Insolvenzantragspflicht – Das ändert sich ab Oktober

Unbeglichene Rechnungen, Lieferengpässe oder fehlende Kundschaft – auch das sind leider Dinge, die dir als Gründer, Unternehmer oder Selbstständiger im Laufe deiner Geschäftstätigkeit begegnen können. Gerade das Jahr 2020 und insbesondere der Beginn der Corona-Pandemie haben es vielen Unternehmern nicht gerade leicht gemacht und viele von ihnen in finanzielle Engpässe gebracht. Genau das stellte auch der deutsche Gesetzgeber fest und beschloss Anfang des Jahres ein neues Gesetz für die Insolvenzantragspflicht. Es soll die Folgen der Pandemie abzuschwächen: Das COVID-19-Insolvenzaussetzungsgesetz.
Das covid-19-insolvenzaussetzungsgesetz
Ziel der Einführung war es, die wirtschaftlichen Schäden durch die Pandemie zu beschränken. Damit soll Unternehmen ein wenig mehr Luft zur Krisenbewältigung verschafft werden. So sah bzw. sieht das Gesetz unter bestimmten Voraussetzungen die Aussetzung der sonst geltenden Insolvenzantragspflicht vor. Nun soll jedoch ab Oktober 2020 die ursprüngliche Antragspflicht wieder aufgenommen werden!
Um dich auch bei diesem Thema abzuholen, weil du dich mit Insolvenzen vielleicht bisher nicht beschäftigt hast, gehen wir einen Schritt zurück. Was ist die Insolvenzantragspflicht überhaupt? Und wann solltest du als Unternehmer gegebenenfalls einen solchen Antrag stellen?
Die Insolvenzgründe
Das deutsche Insolvenzrecht sieht verschiedene Gründe vor, die zur Eröffnung eines Insolvenzverfahrens führen können. Dazu gehören die Zahlungsunfähigkeit sowie die Überschuldung.
Zahlungsunfähigkeit
Zahlungsunfähig ist dein Unternehmen dann, wenn es nicht mehr in der Lage ist, seinen fälligen Zahlungsverpflichtungen nachzukommen. Vereinfacht gesprochen ist dies der Fall, wenn du die Rechnungen, die du erhalten hast bzw. erhälst, nicht mehr begleichen kannst. Aber keine Sorge: Wenn du mal ein oder zwei Rechnungen nicht direkt bezahlen kannst, bedeutet das nicht automatisch, dass du einen Insolvenzantrag stellen musst!

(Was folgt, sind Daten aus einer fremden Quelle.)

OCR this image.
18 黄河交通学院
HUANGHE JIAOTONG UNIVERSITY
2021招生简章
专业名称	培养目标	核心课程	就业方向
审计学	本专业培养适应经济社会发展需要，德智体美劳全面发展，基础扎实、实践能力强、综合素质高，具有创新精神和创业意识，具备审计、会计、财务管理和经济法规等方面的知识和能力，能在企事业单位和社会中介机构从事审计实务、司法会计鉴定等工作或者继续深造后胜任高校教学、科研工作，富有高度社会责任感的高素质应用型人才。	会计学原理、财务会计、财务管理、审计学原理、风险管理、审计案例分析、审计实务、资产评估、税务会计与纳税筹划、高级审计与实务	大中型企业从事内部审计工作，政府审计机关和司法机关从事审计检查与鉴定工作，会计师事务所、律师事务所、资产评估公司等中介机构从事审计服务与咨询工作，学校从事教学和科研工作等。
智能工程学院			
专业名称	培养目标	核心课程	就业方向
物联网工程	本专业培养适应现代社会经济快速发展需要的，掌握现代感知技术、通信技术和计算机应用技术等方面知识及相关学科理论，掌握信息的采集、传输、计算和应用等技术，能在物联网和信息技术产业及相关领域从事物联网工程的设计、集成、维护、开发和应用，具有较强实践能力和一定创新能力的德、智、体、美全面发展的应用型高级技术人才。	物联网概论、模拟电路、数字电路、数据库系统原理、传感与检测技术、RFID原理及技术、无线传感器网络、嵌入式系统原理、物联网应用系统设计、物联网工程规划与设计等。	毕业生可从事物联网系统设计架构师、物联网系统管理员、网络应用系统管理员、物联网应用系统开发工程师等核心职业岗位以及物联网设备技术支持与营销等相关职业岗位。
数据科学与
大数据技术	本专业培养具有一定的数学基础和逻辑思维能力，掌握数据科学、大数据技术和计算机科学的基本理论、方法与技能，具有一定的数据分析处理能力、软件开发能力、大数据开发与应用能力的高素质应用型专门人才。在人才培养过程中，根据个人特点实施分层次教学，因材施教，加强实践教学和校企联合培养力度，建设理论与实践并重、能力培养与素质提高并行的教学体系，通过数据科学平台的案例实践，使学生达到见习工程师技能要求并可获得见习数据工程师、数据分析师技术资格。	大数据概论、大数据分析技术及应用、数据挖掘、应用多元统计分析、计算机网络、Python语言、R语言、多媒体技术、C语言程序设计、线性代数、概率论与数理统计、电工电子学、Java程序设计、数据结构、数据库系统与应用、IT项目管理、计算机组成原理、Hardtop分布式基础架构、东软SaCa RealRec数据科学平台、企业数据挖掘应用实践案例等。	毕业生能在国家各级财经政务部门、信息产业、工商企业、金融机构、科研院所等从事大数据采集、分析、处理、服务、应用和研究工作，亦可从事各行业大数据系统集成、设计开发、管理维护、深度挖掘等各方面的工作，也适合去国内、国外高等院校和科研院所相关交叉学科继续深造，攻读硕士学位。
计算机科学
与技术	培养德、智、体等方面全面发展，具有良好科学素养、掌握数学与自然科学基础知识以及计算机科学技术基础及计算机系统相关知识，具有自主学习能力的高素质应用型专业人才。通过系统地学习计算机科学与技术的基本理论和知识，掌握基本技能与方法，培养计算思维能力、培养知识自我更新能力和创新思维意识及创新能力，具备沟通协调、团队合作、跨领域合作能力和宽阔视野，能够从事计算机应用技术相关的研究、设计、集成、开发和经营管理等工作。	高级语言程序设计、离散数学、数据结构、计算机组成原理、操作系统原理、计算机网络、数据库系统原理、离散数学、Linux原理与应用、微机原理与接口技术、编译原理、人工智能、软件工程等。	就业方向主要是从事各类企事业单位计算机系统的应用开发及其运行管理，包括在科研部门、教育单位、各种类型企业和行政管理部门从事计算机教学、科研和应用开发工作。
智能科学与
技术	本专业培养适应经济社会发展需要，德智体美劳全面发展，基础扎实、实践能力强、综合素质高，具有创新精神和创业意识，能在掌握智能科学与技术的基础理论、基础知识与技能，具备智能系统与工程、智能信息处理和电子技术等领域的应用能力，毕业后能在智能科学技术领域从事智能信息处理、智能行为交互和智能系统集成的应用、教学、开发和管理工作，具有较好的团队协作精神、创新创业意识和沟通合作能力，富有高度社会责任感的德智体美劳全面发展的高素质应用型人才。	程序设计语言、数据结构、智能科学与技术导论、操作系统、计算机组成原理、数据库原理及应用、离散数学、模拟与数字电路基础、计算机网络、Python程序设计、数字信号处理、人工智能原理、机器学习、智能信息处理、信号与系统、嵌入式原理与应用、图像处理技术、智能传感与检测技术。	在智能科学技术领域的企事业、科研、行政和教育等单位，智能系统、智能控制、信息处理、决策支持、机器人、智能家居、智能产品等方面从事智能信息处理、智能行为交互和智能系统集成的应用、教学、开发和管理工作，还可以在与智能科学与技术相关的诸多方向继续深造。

Damit an dieser Stelle für jeden deutlich ist, wann tatsächlich ein Insolvenzantrag gestellt werden muss, hat die Rechtsprechung folgende Regelung entwickelt. Wenn du in den kommenden 3 Wochen nicht in der Lage bist 90 % deiner fälligen Verbindlichkeiten – sprich Rechnungen etc. – zu bezahlen, musst du einen Insolvenzantrag stellen. In der Praxis findest du das durch folgende Gegenüberstellung heraus:
aktuell fällige Verbindlichkeiten + fällige Verbindlichkeiten der kommenden 3 Wochen / die aktuellen liquiden Mittel + den Zahlungseingängen in den nächsten 3 Wochen
Ergibt sich hier also ein Wert, der unter 90 % liegt – sprich du kannst nur weniger als 90 % deiner fälligen Verbindlichkeiten bedienen – muss zwingend ein Insolvenzantrag gestellt werden!
Überschuldung
Der zweite Grund, wegen dem du ein Insolvenzverfahren auslösen musst, ist in der Praxis etwas komplizierter. Das ist die Überschuldung, gekoppelt mit einer negativen Fortführungsprognose. Anders als bei der Zahlungsunfähigkeit beschreibt die Überschuldung den Zustand, wenn das bestehende Vermögen deines Unternehmens nicht mehr die gleichzeitig bestehenden Verbindlichkeiten deckt. Hier wird auf eine bilanzielle Überschuldung abgestellt. Deshalb solltest du hier auch einen Blick in die Bilanz deines Unternehmens werfen. Hier ein – vereinfachtes – Beispiel zur Veranschaulichung:
Aktiva (in Tsd.) | Passiva (in Tsd.) |
Anlagevermögen (z.B. Maschinen) 100 | Eigenkapital -50 |
Umlaufvermögen 50 | Bankdarlehen 250 |
Bankguthaben 50 | |
Summe 200 | Summe 200 |
Das Vermögen beträgt, laut der abgebildeten Bilanz, 200 Tsd. Euro. Die Schulden (in dem Fall das Bankdarlehen) betragen allerdings 250 Tsd. Euro. Sprich das Eigenkapital ist negativ – wie du es auch in der Bilanz sehen kannst! Für die Feststellung, ob diese bilanzielle Überschuldung bereits eine insolvenzrechtlich relevante Überschuldung darstellt, erfolgt in der Praxis ein zweiter Schritt. Das ist eine Bewertung der Aktivposten zum aktuellen Zeitwert anstatt des Wertes in der Bilanz. Oft sind z.B. Maschinen tatsächlich mehr wert als bilanziell ausgewiesen, sodass bereits die Berücksichtigung solcher stiller Reserven den Wert von Vermögen und somit auch Eigenkapital erhöhen können.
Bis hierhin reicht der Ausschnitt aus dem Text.